Schaefer ordered the change in early January to get more productivity from the state's 60,000 employees, two-thirds of whom work 35 or 37.5 hours a week. By reducing overtime and allowing the work force to dwindle by about 5,000 positions, the move eventually would have saved $183 million in annual labor costs, according to Schaefer's office.

But the immediate cost savings were small, and Schaefer conceded that he had moved too quickly. He said he still thinks a uniform 40-hour week is a good idea, but will not impose it until at least July 1. That would leave more time, he said, for workers and state officials to plan for the change.

"I have received some very well-thought-out letters on maybe we're doing it too fast," said Schaefer, who added that he particularly noted complaints from workers being forced to change their day-care arrangements on short notice. "I am not perfect . . . . When I see that something should be done, I'm willing to say okay."

The announcement is the third time in recent months that pressure from unions and legislators forced Schaefer to back away from his plans for state workers.

The 40-hour proposal "was a morale buster," said Del. James C. Rosapepe (D-Prince George's), who had drafted legislation to reverse the governor's order after fielding complaints from University of Maryland employees in his district. "Schaefer listened and responded . . . to the thousands of working people who do a full day's work . . . and just ask for a full day's pay in return."

In December, the governor rescinded planned layoffs of as many as 1,800 workers after legislative leaders told him it was an insensitive step to take during the Christmas season, particularly on the heels of an election campaign in which the prospect of mass firings was never raised.

Earlier in the fall, the governor relaxed a drug testing program after the unions argued that his plan to fire workers for a single positive test was severe. Even though recent revenue estimates indicate the budget is getting tighter, Schaefer said an outpouring of calls and letters from state workers and legislators led him to relent this time as well.

"I'm getting blasted from both sides -- for caving in, and for being too strong," Schaefer complained to a committee of legislators he visited today. "It's amazing to me how everyone constantly calls me the big spender," Schaefer said earlier. "But everywhere we try to make a reduction that's the one that cannot be touched."

At his news conference, Schaefer also dispelled, at least partly, the idea that he will be running for president in 1992.
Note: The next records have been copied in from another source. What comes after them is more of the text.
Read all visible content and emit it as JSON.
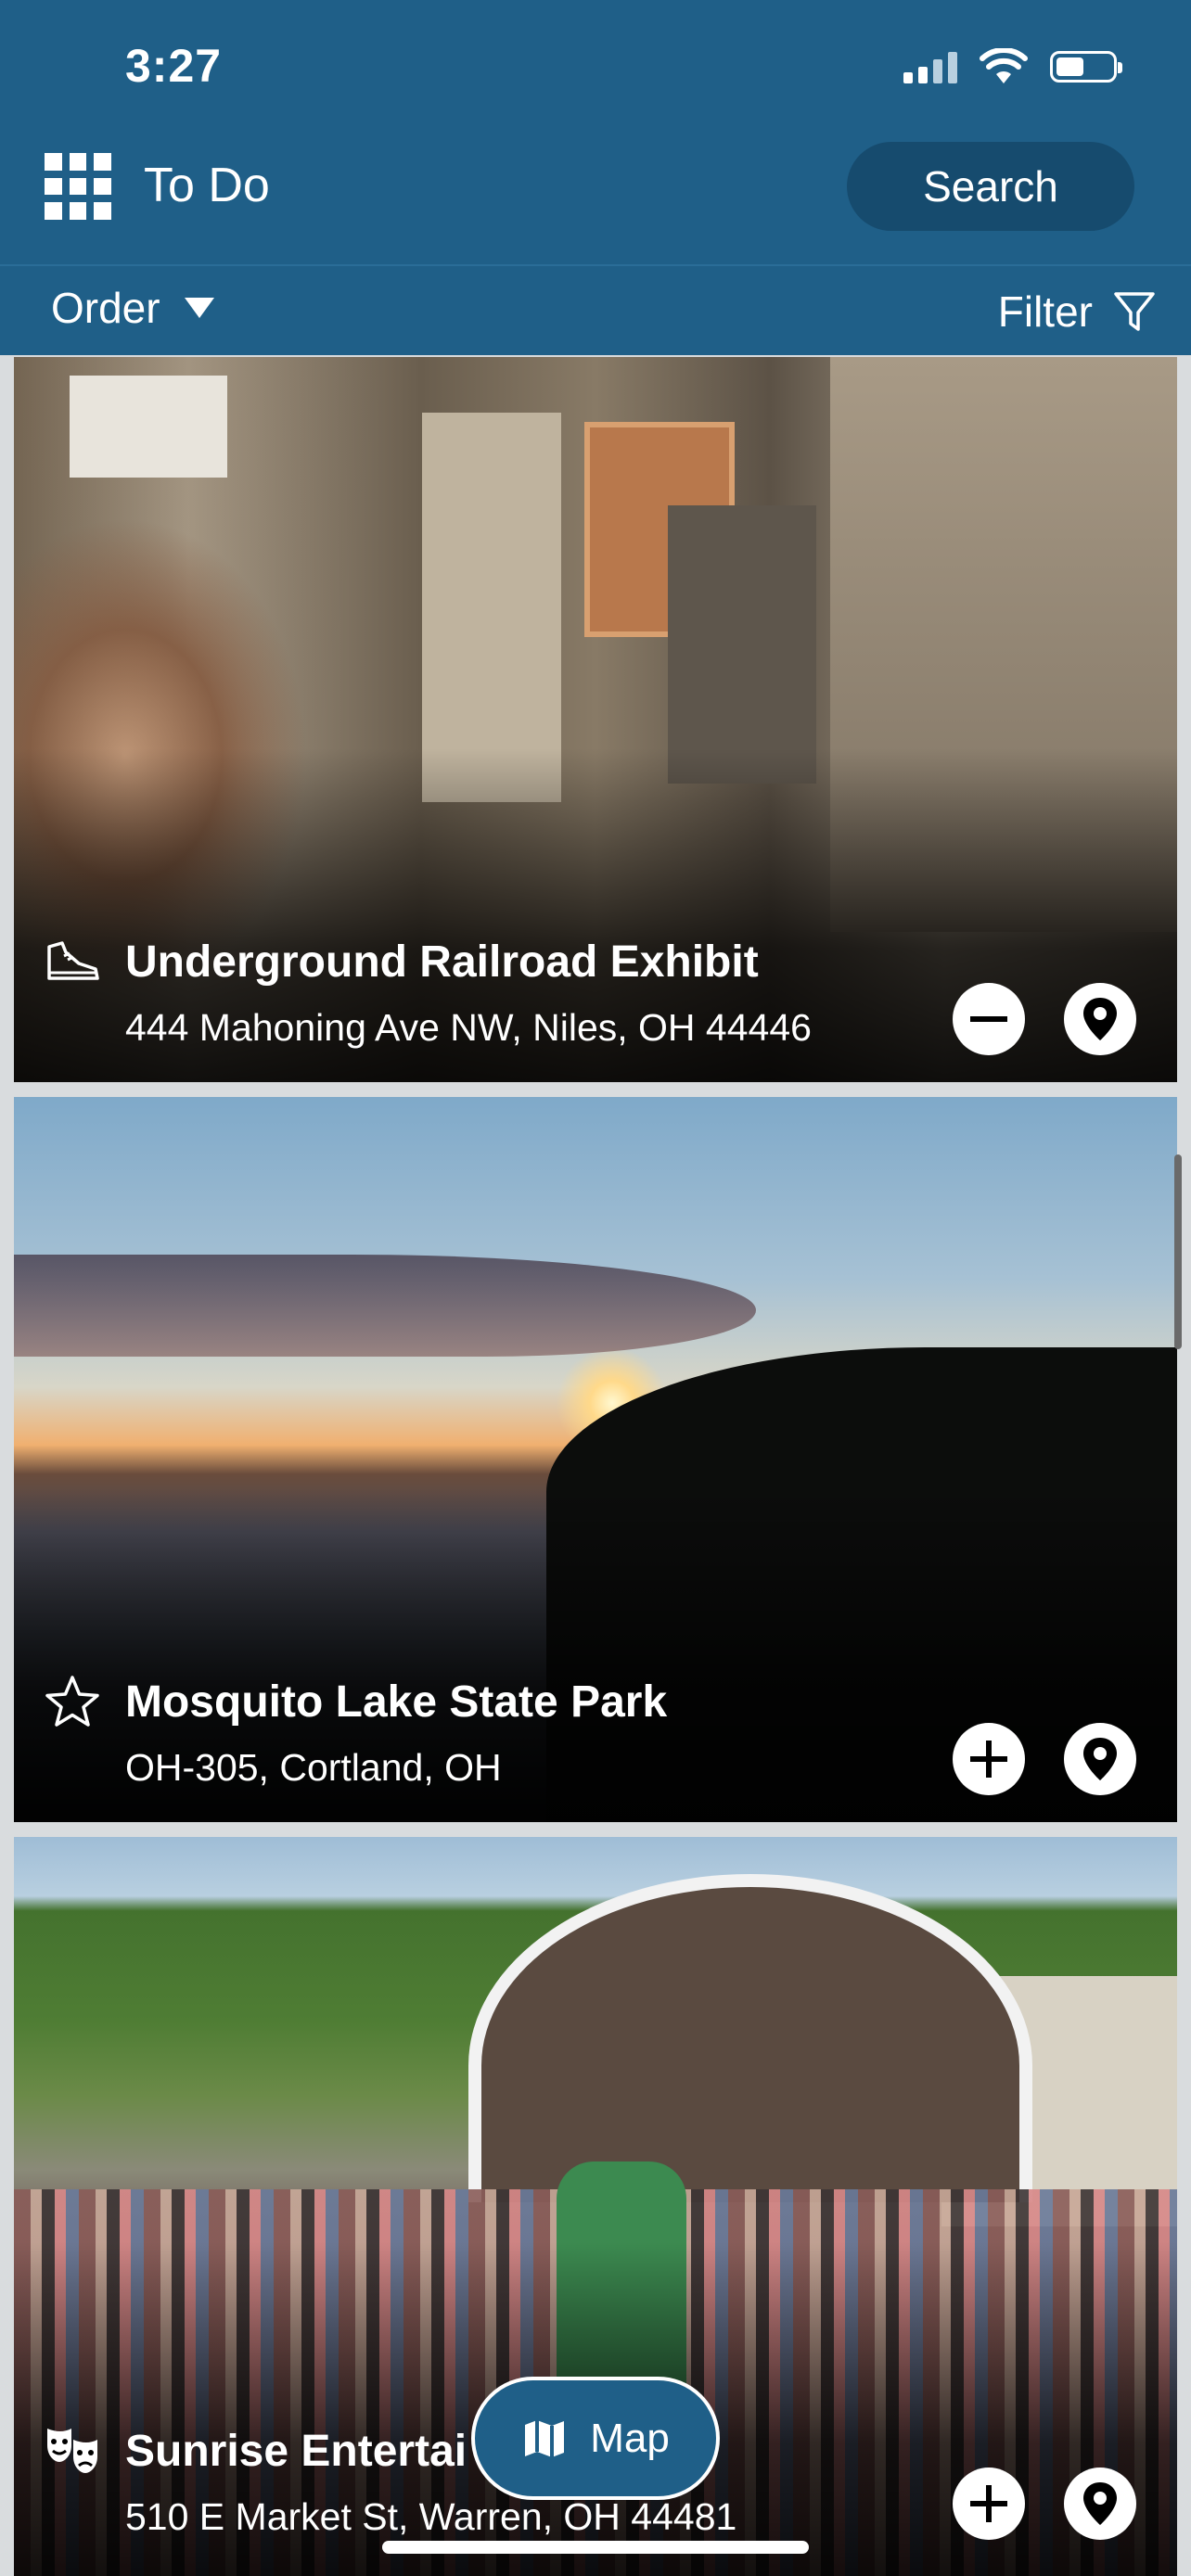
{
  "status_bar": {
    "time": "3:27"
  },
  "header": {
    "title": "To Do",
    "search_label": "Search"
  },
  "subbar": {
    "order_label": "Order",
    "filter_label": "Filter"
  },
  "cards": [
    {
      "title": "Underground Railroad Exhibit",
      "address": "444 Mahoning Ave NW, Niles, OH 44446",
      "category_icon": "sneaker-icon",
      "action": "remove"
    },
    {
      "title": "Mosquito Lake State Park",
      "address": "OH-305, Cortland, OH",
      "category_icon": "star-outline-icon",
      "action": "add"
    },
    {
      "title": "Sunrise Entertai",
      "address": "510 E Market St, Warren, OH 44481",
      "category_icon": "theater-masks-icon",
      "action": "add"
    }
  ],
  "map_button": {
    "label": "Map"
  },
  "colors": {
    "brand": "#1f5f88",
    "brand_dark": "#164b6e"
  }
}
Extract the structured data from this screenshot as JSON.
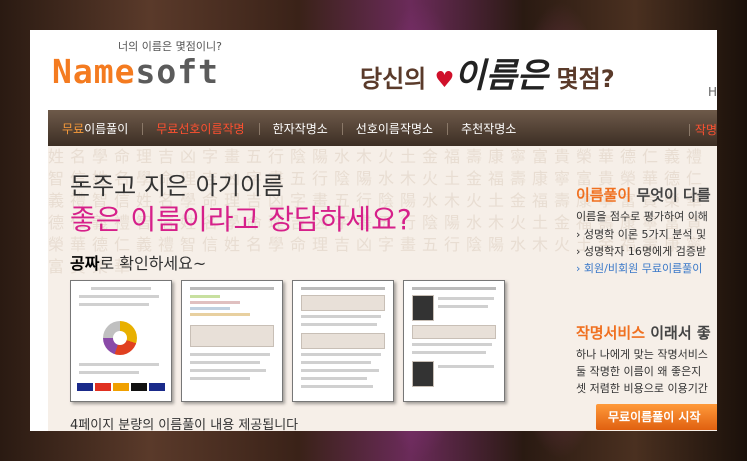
{
  "header": {
    "logo_part1": "Name",
    "logo_part2": "soft",
    "tagline": "너의 이름은 몇점이니?",
    "hero_pre": "당신의",
    "hero_heart": "♥",
    "hero_script": "이름은",
    "hero_post": "몇점?",
    "corner_link": "H"
  },
  "nav": {
    "items": [
      {
        "prefix": "무료",
        "rest": "이름풀이"
      },
      {
        "label": "무료선호이름작명"
      },
      {
        "label": "한자작명소"
      },
      {
        "label": "선호이름작명소"
      },
      {
        "label": "추천작명소"
      }
    ],
    "cut_item": "작명"
  },
  "main": {
    "headline1": "돈주고 지은 아기이름",
    "headline2": "좋은 이름이라고 장담하세요?",
    "free_bold": "공짜",
    "free_rest": "로 확인하세요~",
    "caption": "4페이지 분량의 이름풀이 내용 제공됩니다"
  },
  "side": {
    "title1_orange": "이름풀이",
    "title1_rest": " 무엇이 다를",
    "line1": "이름을 점수로 평가하여 이해",
    "line2": "› 성명학 이론 5가지 분석 및",
    "line3": "› 성명학자 16명에게 검증받",
    "line4": "› 회원/비회원 무료이름풀이",
    "title2_orange": "작명서비스",
    "title2_rest": " 이래서 좋",
    "line5": "하나 나에게 맞는 작명서비스",
    "line6": "둘 작명한 이름이 왜 좋은지",
    "line7": "셋 저렴한 비용으로 이용기간",
    "button": "무료이름풀이 시작"
  },
  "colors": {
    "accent_orange": "#f47b20",
    "pink_headline": "#d6208a",
    "nav_bg": "#4a3a2e"
  }
}
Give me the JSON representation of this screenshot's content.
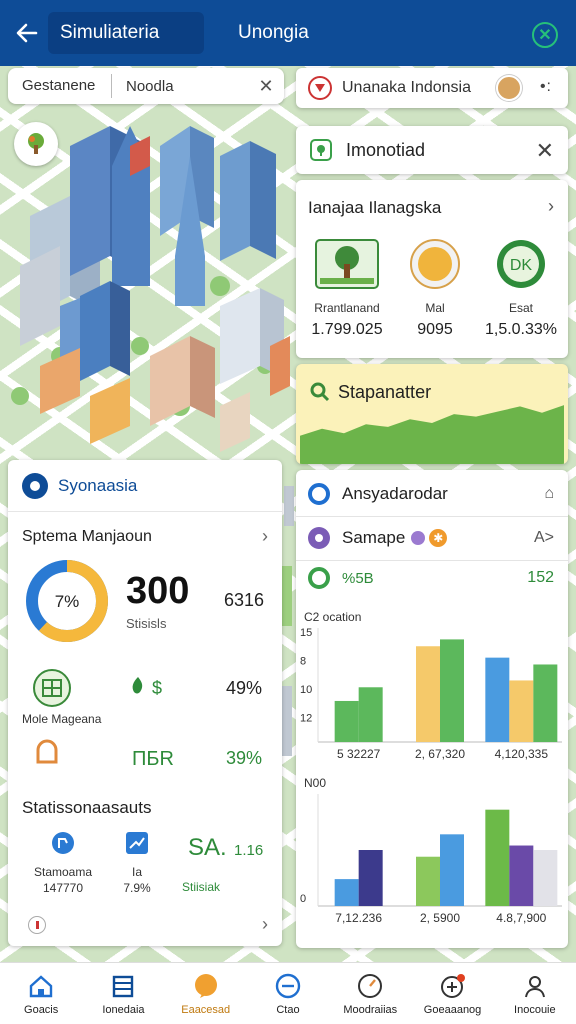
{
  "topbar": {
    "title_left": "Simuliateria",
    "title_center": "Unongia"
  },
  "search": {
    "scope": "Gestanene",
    "query": "Noodla"
  },
  "location_card": {
    "label": "Unanaka Indonsia"
  },
  "info_card": {
    "label": "Imonotiad"
  },
  "management_card": {
    "title": "Ianajaa Ilanagska",
    "items": [
      {
        "label": "Rrantlanand",
        "value": "1.799.025",
        "icon": "tree-icon"
      },
      {
        "label": "Mal",
        "value": "9095",
        "icon": "sun-icon"
      },
      {
        "label": "Esat",
        "value": "1,5.0.33%",
        "icon": "badge-icon",
        "badge_text": "DK"
      }
    ]
  },
  "stat_card": {
    "title": "Stapanatter",
    "area_values": [
      44,
      55,
      48,
      62,
      58,
      70,
      64,
      78,
      74,
      82,
      90,
      80,
      92
    ]
  },
  "right_rows": [
    {
      "label": "Ansyadarodar",
      "tail": "⌂"
    },
    {
      "label": "Samape",
      "tail": "A>"
    },
    {
      "label": "%5B",
      "tail": "152"
    }
  ],
  "chart_data": [
    {
      "type": "bar",
      "title": "C2 ocation",
      "yticks": [
        "15",
        "8",
        "10",
        "12"
      ],
      "categories": [
        "5 32227",
        "2, 67,320",
        "4,120,335"
      ],
      "series": [
        {
          "values": [
            36,
            84,
            70
          ],
          "color": "#5cb85c"
        },
        {
          "values": [
            48,
            0,
            0
          ],
          "color": "#f5c96a"
        },
        {
          "values": [
            0,
            0,
            56
          ],
          "color": "#4a9be0"
        }
      ],
      "bars": [
        [
          {
            "v": 36,
            "c": "#5cb85c"
          },
          {
            "v": 48,
            "c": "#5cb85c"
          }
        ],
        [
          {
            "v": 84,
            "c": "#f5c96a"
          },
          {
            "v": 90,
            "c": "#5cb85c"
          }
        ],
        [
          {
            "v": 74,
            "c": "#4a9be0"
          },
          {
            "v": 54,
            "c": "#f5c96a"
          },
          {
            "v": 68,
            "c": "#5cb85c"
          }
        ]
      ],
      "ylim": [
        0,
        100
      ]
    },
    {
      "type": "bar",
      "title": "N00",
      "yticks": [
        "0"
      ],
      "categories": [
        "7,12.236",
        "2, 5900",
        "4.8,7,900"
      ],
      "bars": [
        [
          {
            "v": 24,
            "c": "#4a9be0"
          },
          {
            "v": 50,
            "c": "#3c3a8c"
          }
        ],
        [
          {
            "v": 44,
            "c": "#8cc85c"
          },
          {
            "v": 64,
            "c": "#4a9be0"
          }
        ],
        [
          {
            "v": 86,
            "c": "#6cba48"
          },
          {
            "v": 54,
            "c": "#6a4aa8"
          },
          {
            "v": 50,
            "c": "#e2e2e8"
          }
        ]
      ],
      "ylim": [
        0,
        100
      ]
    }
  ],
  "left_card": {
    "title": "Syonaasia",
    "subtitle": "Sptema Manjaoun",
    "donut_label": "7%",
    "donut_percent": 62,
    "big_number": "300",
    "big_label": "Stisisls",
    "side_pct": "6316",
    "row1": {
      "caption": "Mole Mageana",
      "pct": "49%",
      "mid": "$"
    },
    "row2": {
      "mid": "ПБR",
      "pct": "39%"
    },
    "stats_title": "Statissonaasauts",
    "stats": [
      {
        "name": "Stamoama",
        "value": "147770"
      },
      {
        "name": "Ia",
        "value": "7.9%"
      }
    ],
    "big_sa": "SA.",
    "big_sa_side": "1.16",
    "sa_label": "Stiisiak"
  },
  "bottom_nav": [
    {
      "label": "Goacis",
      "icon": "home-icon"
    },
    {
      "label": "Ionedaia",
      "icon": "building-icon"
    },
    {
      "label": "Eaacesad",
      "icon": "bubble-icon"
    },
    {
      "label": "Ctao",
      "icon": "chat-icon"
    },
    {
      "label": "Moodraiias",
      "icon": "gauge-icon"
    },
    {
      "label": "Goeaaanog",
      "icon": "add-alert-icon"
    },
    {
      "label": "Inocouie",
      "icon": "person-icon"
    }
  ],
  "colors": {
    "brand": "#0e4c97",
    "accent_green": "#2e8b3a",
    "closebtn": "#26c07a"
  }
}
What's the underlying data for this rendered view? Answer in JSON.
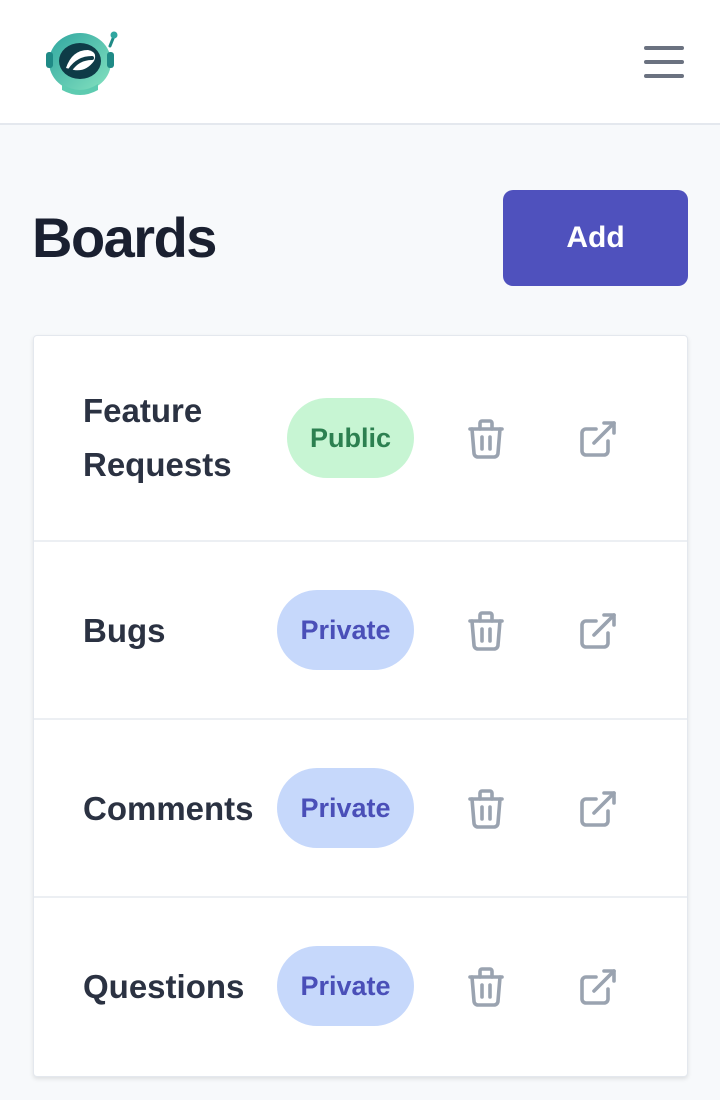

During a National Governors' Association meeting in Washington this week, Schaefer told some of his colleagues that the only way to cure the states' displeasure with federal policies on health care and local aid would be for him to take over the White House.

Schaefer said he was sitting at the time near Virginia Gov. L. Douglas Wilder, who himself has appeared interested in higher office, and "his {Wilder's} chin dropped down . . . his lovely and beautiful gray hair turned black."

Asked if his remark was a joke, Schaefer said "in a way it was, in a way it was not." Although Schaefer and President Bush are friendly, the governor said he disagrees with the federal government's practice of forcing the states to take responsibility for health and other programs without paying for them.